Background to problem (not too important):
My proposed solution:
The infinitely long element,
, however complex, can be represented as a single resistor of resistance $R$. Remembering the initial resistor near $A$, we know $R_{AB}= r+R$. However, as this is an infinitely long element, it is equivalent to a resistor of resistance $R$ attached to the right of two resistors of resistance $r$ (the resistance $R$ is an intrinsic property of the element, so is unaffected by the fact that the further to the right it is, the lower the current passing through it).
Thus, taking $R$ in series with $r$, then the result in parallel with $r$, then in series with $r$: $$R_{AB}= r + \left (\frac{1}{\frac{1}{R+r}+\frac{1}{r}} \right )$$
On the second iteration (moving $R$ further to the right):
$$R_{AB}= r+ \frac{1}{\frac{1}{r}+\frac{1}{r + \left (\frac{1}{\frac{1}{R+r}+\frac{1}{r}} \right )}}$$
Ad infinitum.
I understand this may not be the fastest solution, but I'd like to know a little more about it nonetheless.
The mathematics
$$u_{1}=r+R$$
$$\large u_{n+1}=r+\frac{1}{\frac{1}{r}+\frac{1}{u_n}}$$
Does $\lim_{n \rightarrow \infty} (u_n)$ exist (important: is the limit a function of $R$?), and, if so, what is it?
First cases
$$u_{2}=\frac{3r^2+2rR}{R+2r}$$
$$u_{3}=\frac{8r^2+5rR}{3R+5r}$$
$$u_{4}=\frac{21r^2+13rR}{8R+13r}$$
$$u_{4}=\frac{55r^2+34rR}{21R+34r}$$
$$\lim _{n \rightarrow \infty} (u_n)\stackrel{?}{=}\varphi r$$
Seems the doing of Fibonnaci. How does one take the limit of this (I assume it requires knowledge of knowledge of the form of $f(n)=F_n$).

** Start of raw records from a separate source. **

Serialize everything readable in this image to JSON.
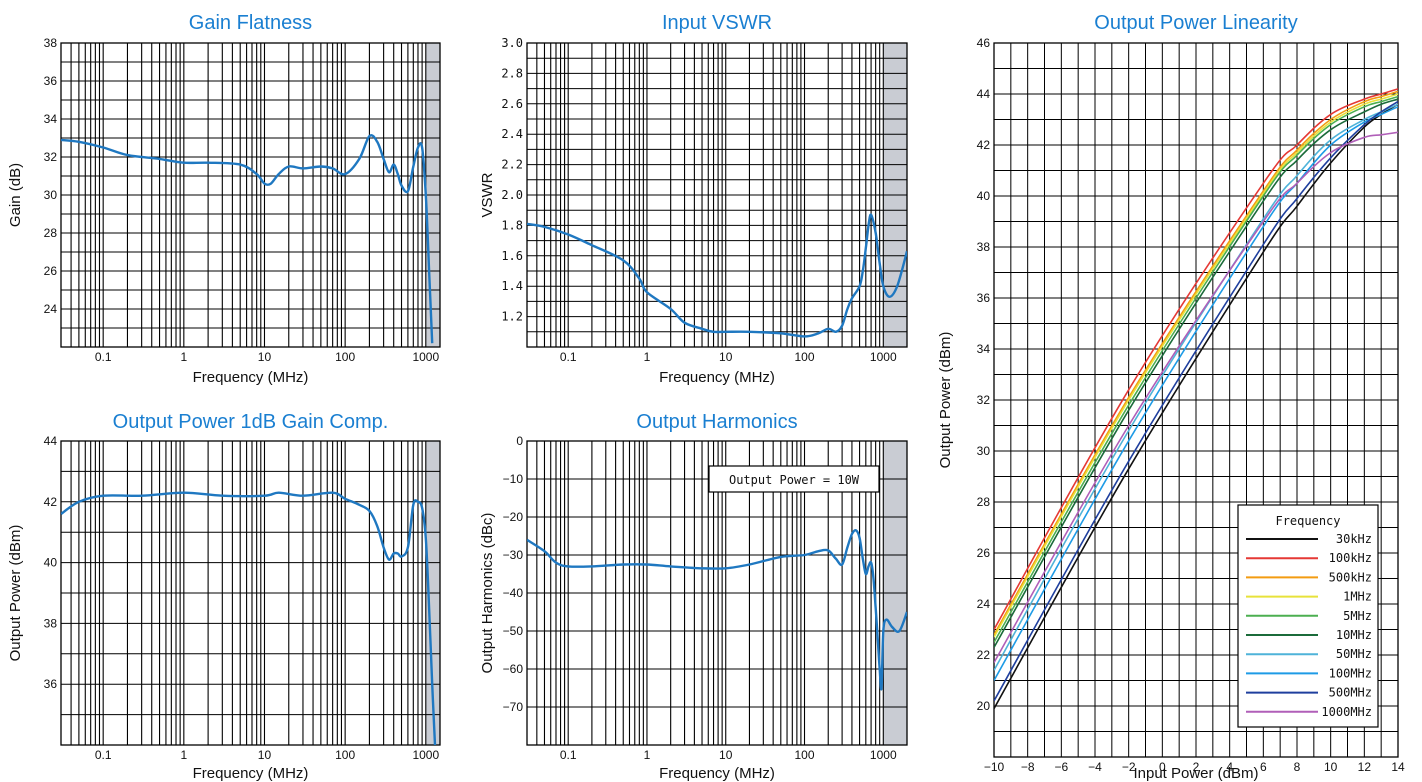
{
  "chart_data": [
    {
      "type": "line",
      "title": "Gain Flatness",
      "xlabel": "Frequency (MHz)",
      "ylabel": "Gain (dB)",
      "xscale": "log",
      "xlim": [
        0.03,
        1500
      ],
      "ylim": [
        22,
        38
      ],
      "xticks": [
        0.1,
        1,
        10,
        100,
        1000
      ],
      "xtick_labels": [
        "0.1",
        "1",
        "10",
        "100",
        "1000"
      ],
      "yticks": [
        24,
        26,
        28,
        30,
        32,
        34,
        36,
        38
      ],
      "ytick_labels": [
        "24",
        "26",
        "28",
        "30",
        "32",
        "34",
        "36",
        "38"
      ],
      "shaded_from": 1000,
      "grid": true,
      "line_color": "#1f78c1",
      "series": [
        {
          "x": [
            0.03,
            0.05,
            0.1,
            0.2,
            0.5,
            1,
            2,
            5,
            8,
            10,
            12,
            15,
            20,
            30,
            50,
            70,
            100,
            150,
            200,
            250,
            300,
            350,
            400,
            450,
            500,
            600,
            700,
            800,
            900,
            1000,
            1100,
            1200
          ],
          "y": [
            32.9,
            32.8,
            32.5,
            32.1,
            31.9,
            31.7,
            31.7,
            31.6,
            31.1,
            30.6,
            30.6,
            31.1,
            31.5,
            31.4,
            31.5,
            31.4,
            31.1,
            31.9,
            33.1,
            32.8,
            31.9,
            31.2,
            31.6,
            31.1,
            30.5,
            30.2,
            31.5,
            32.5,
            32.5,
            30.0,
            26.0,
            22.2
          ]
        }
      ]
    },
    {
      "type": "line",
      "title": "Input VSWR",
      "xlabel": "Frequency (MHz)",
      "ylabel": "VSWR",
      "xscale": "log",
      "xlim": [
        0.03,
        2000
      ],
      "ylim": [
        1.0,
        3.0
      ],
      "xticks": [
        0.1,
        1,
        10,
        100,
        1000
      ],
      "xtick_labels": [
        "0.1",
        "1",
        "10",
        "100",
        "1000"
      ],
      "yticks": [
        1.2,
        1.4,
        1.6,
        1.8,
        2.0,
        2.2,
        2.4,
        2.6,
        2.8,
        3.0
      ],
      "ytick_labels": [
        "1.2",
        "1.4",
        "1.6",
        "1.8",
        "2.0",
        "2.2",
        "2.4",
        "2.6",
        "2.8",
        "3.0"
      ],
      "shaded_from": 1000,
      "grid": true,
      "line_color": "#1f78c1",
      "series": [
        {
          "x": [
            0.03,
            0.05,
            0.1,
            0.2,
            0.5,
            0.8,
            1,
            2,
            3,
            5,
            7,
            10,
            20,
            50,
            100,
            150,
            200,
            250,
            300,
            350,
            400,
            500,
            550,
            600,
            650,
            700,
            800,
            900,
            1000,
            1200,
            1500,
            2000
          ],
          "y": [
            1.81,
            1.79,
            1.74,
            1.67,
            1.57,
            1.45,
            1.36,
            1.25,
            1.16,
            1.12,
            1.1,
            1.1,
            1.1,
            1.09,
            1.07,
            1.09,
            1.12,
            1.1,
            1.14,
            1.25,
            1.32,
            1.4,
            1.5,
            1.65,
            1.8,
            1.87,
            1.75,
            1.55,
            1.4,
            1.33,
            1.4,
            1.63
          ]
        }
      ]
    },
    {
      "type": "line",
      "title": "Output Power Linearity",
      "xlabel": "Input Power (dBm)",
      "ylabel": "Output Power (dBm)",
      "xlim": [
        -10,
        14
      ],
      "ylim": [
        18,
        46
      ],
      "xticks": [
        -10,
        -8,
        -6,
        -4,
        -2,
        0,
        2,
        4,
        6,
        8,
        10,
        12,
        14
      ],
      "xtick_labels": [
        "−10",
        "−8",
        "−6",
        "−4",
        "−2",
        "0",
        "2",
        "4",
        "6",
        "8",
        "10",
        "12",
        "14"
      ],
      "yticks": [
        20,
        22,
        24,
        26,
        28,
        30,
        32,
        34,
        36,
        38,
        40,
        42,
        44,
        46
      ],
      "ytick_labels": [
        "20",
        "22",
        "24",
        "26",
        "28",
        "30",
        "32",
        "34",
        "36",
        "38",
        "40",
        "42",
        "44",
        "46"
      ],
      "grid": true,
      "legend_title": "Frequency",
      "legend_position": "bottom-right",
      "series": [
        {
          "name": "30kHz",
          "color": "#111111",
          "x": [
            -10,
            -2,
            6,
            8,
            10,
            12,
            13,
            14
          ],
          "y": [
            19.9,
            29.3,
            37.8,
            39.6,
            41.3,
            42.7,
            43.2,
            43.6
          ]
        },
        {
          "name": "100kHz",
          "color": "#e53935",
          "x": [
            -10,
            -2,
            6,
            8,
            10,
            12,
            13,
            14
          ],
          "y": [
            23.0,
            32.4,
            40.5,
            42.0,
            43.2,
            43.8,
            44.0,
            44.2
          ]
        },
        {
          "name": "500kHz",
          "color": "#f39c12",
          "x": [
            -10,
            -2,
            6,
            8,
            10,
            12,
            13,
            14
          ],
          "y": [
            22.8,
            32.1,
            40.2,
            41.8,
            43.0,
            43.7,
            43.9,
            44.1
          ]
        },
        {
          "name": "1MHz",
          "color": "#e8e23a",
          "x": [
            -10,
            -2,
            6,
            8,
            10,
            12,
            13,
            14
          ],
          "y": [
            22.7,
            32.0,
            40.1,
            41.7,
            42.9,
            43.6,
            43.8,
            44.0
          ]
        },
        {
          "name": "5MHz",
          "color": "#4caf50",
          "x": [
            -10,
            -2,
            6,
            8,
            10,
            12,
            13,
            14
          ],
          "y": [
            22.5,
            31.8,
            40.0,
            41.6,
            42.8,
            43.5,
            43.7,
            43.9
          ]
        },
        {
          "name": "10MHz",
          "color": "#1b6b3a",
          "x": [
            -10,
            -2,
            6,
            8,
            10,
            12,
            13,
            14
          ],
          "y": [
            22.3,
            31.6,
            39.8,
            41.4,
            42.6,
            43.3,
            43.6,
            43.8
          ]
        },
        {
          "name": "50MHz",
          "color": "#4fb3d9",
          "x": [
            -10,
            -2,
            6,
            8,
            10,
            12,
            13,
            14
          ],
          "y": [
            21.4,
            30.8,
            39.1,
            40.8,
            42.2,
            43.0,
            43.3,
            43.6
          ]
        },
        {
          "name": "100MHz",
          "color": "#1e9be6",
          "x": [
            -10,
            -2,
            6,
            8,
            10,
            12,
            13,
            14
          ],
          "y": [
            21.0,
            30.4,
            38.8,
            40.5,
            42.0,
            42.9,
            43.2,
            43.5
          ]
        },
        {
          "name": "500MHz",
          "color": "#1f3f9e",
          "x": [
            -10,
            -2,
            6,
            8,
            10,
            12,
            13,
            14
          ],
          "y": [
            20.2,
            29.6,
            38.1,
            39.9,
            41.5,
            42.8,
            43.3,
            43.7
          ]
        },
        {
          "name": "1000MHz",
          "color": "#b05fb8",
          "x": [
            -10,
            -2,
            6,
            8,
            10,
            12,
            13,
            14
          ],
          "y": [
            21.7,
            31.0,
            39.0,
            40.5,
            41.7,
            42.3,
            42.4,
            42.5
          ]
        }
      ]
    },
    {
      "type": "line",
      "title": "Output Power 1dB Gain Comp.",
      "xlabel": "Frequency (MHz)",
      "ylabel": "Output Power (dBm)",
      "xscale": "log",
      "xlim": [
        0.03,
        1500
      ],
      "ylim": [
        34,
        44
      ],
      "xticks": [
        0.1,
        1,
        10,
        100,
        1000
      ],
      "xtick_labels": [
        "0.1",
        "1",
        "10",
        "100",
        "1000"
      ],
      "yticks": [
        36,
        38,
        40,
        42,
        44
      ],
      "ytick_labels": [
        "36",
        "38",
        "40",
        "42",
        "44"
      ],
      "shaded_from": 1000,
      "grid": true,
      "line_color": "#1f78c1",
      "series": [
        {
          "x": [
            0.03,
            0.05,
            0.1,
            0.3,
            1,
            3,
            10,
            15,
            30,
            70,
            100,
            150,
            200,
            250,
            300,
            350,
            400,
            450,
            500,
            600,
            700,
            800,
            900,
            1000,
            1100,
            1200,
            1300
          ],
          "y": [
            41.6,
            42.0,
            42.2,
            42.2,
            42.3,
            42.2,
            42.2,
            42.3,
            42.2,
            42.3,
            42.1,
            41.9,
            41.7,
            41.2,
            40.5,
            40.1,
            40.3,
            40.3,
            40.2,
            40.5,
            41.9,
            42.0,
            41.8,
            40.8,
            38.5,
            36.0,
            34.0
          ]
        }
      ]
    },
    {
      "type": "line",
      "title": "Output Harmonics",
      "xlabel": "Frequency (MHz)",
      "ylabel": "Output Harmonics (dBc)",
      "xscale": "log",
      "xlim": [
        0.03,
        2000
      ],
      "ylim": [
        -80,
        0
      ],
      "xticks": [
        0.1,
        1,
        10,
        100,
        1000
      ],
      "xtick_labels": [
        "0.1",
        "1",
        "10",
        "100",
        "1000"
      ],
      "yticks": [
        0,
        -10,
        -20,
        -30,
        -40,
        -50,
        -60,
        -70
      ],
      "ytick_labels": [
        "0",
        "−10",
        "−20",
        "−30",
        "−40",
        "−50",
        "−60",
        "−70"
      ],
      "shaded_from": 1000,
      "grid": true,
      "annotation": "Output Power = 10W",
      "line_color": "#1f78c1",
      "series": [
        {
          "x": [
            0.03,
            0.05,
            0.07,
            0.1,
            0.2,
            0.5,
            1,
            2,
            5,
            10,
            20,
            50,
            100,
            150,
            200,
            250,
            300,
            350,
            400,
            450,
            500,
            550,
            600,
            650,
            700,
            750,
            800,
            850,
            900,
            950,
            1000,
            1100,
            1300,
            1600,
            2000
          ],
          "y": [
            -26.0,
            -29.0,
            -32.0,
            -33.0,
            -33.0,
            -32.5,
            -32.5,
            -33.0,
            -33.5,
            -33.5,
            -32.5,
            -30.5,
            -30.0,
            -29.0,
            -28.8,
            -31.0,
            -32.5,
            -28.0,
            -24.5,
            -23.5,
            -25.5,
            -31.0,
            -35.0,
            -33.0,
            -32.0,
            -36.0,
            -44.0,
            -52.0,
            -60.0,
            -65.0,
            -50.0,
            -47.0,
            -49.0,
            -50.0,
            -45.0
          ]
        }
      ]
    }
  ]
}
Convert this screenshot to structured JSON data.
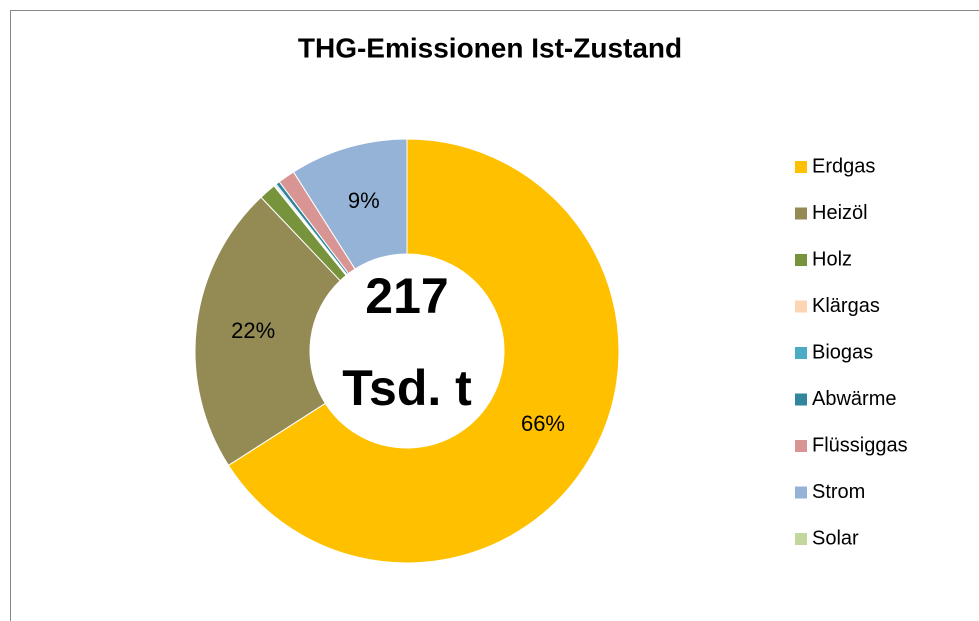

Intuitively, why does Fibonnaci appear here? What are the rabbits in this case?
If you look at $x_n = \dfrac{u_n}{r}$ you see that
$$ x_{n+1} = 1 + \cfrac{1}{1 + \cfrac{1}{x_n}}$$
This is basically a recurrence for the continued fraction of the golden ratio $\varphi = [1;1,1,\dots]$.
Thus, it is true that $u_n \to r\varphi$
This also explains why you see the Fibonacci numbers. The convergents of the continued fraction are ratios of Fibonacci numbers.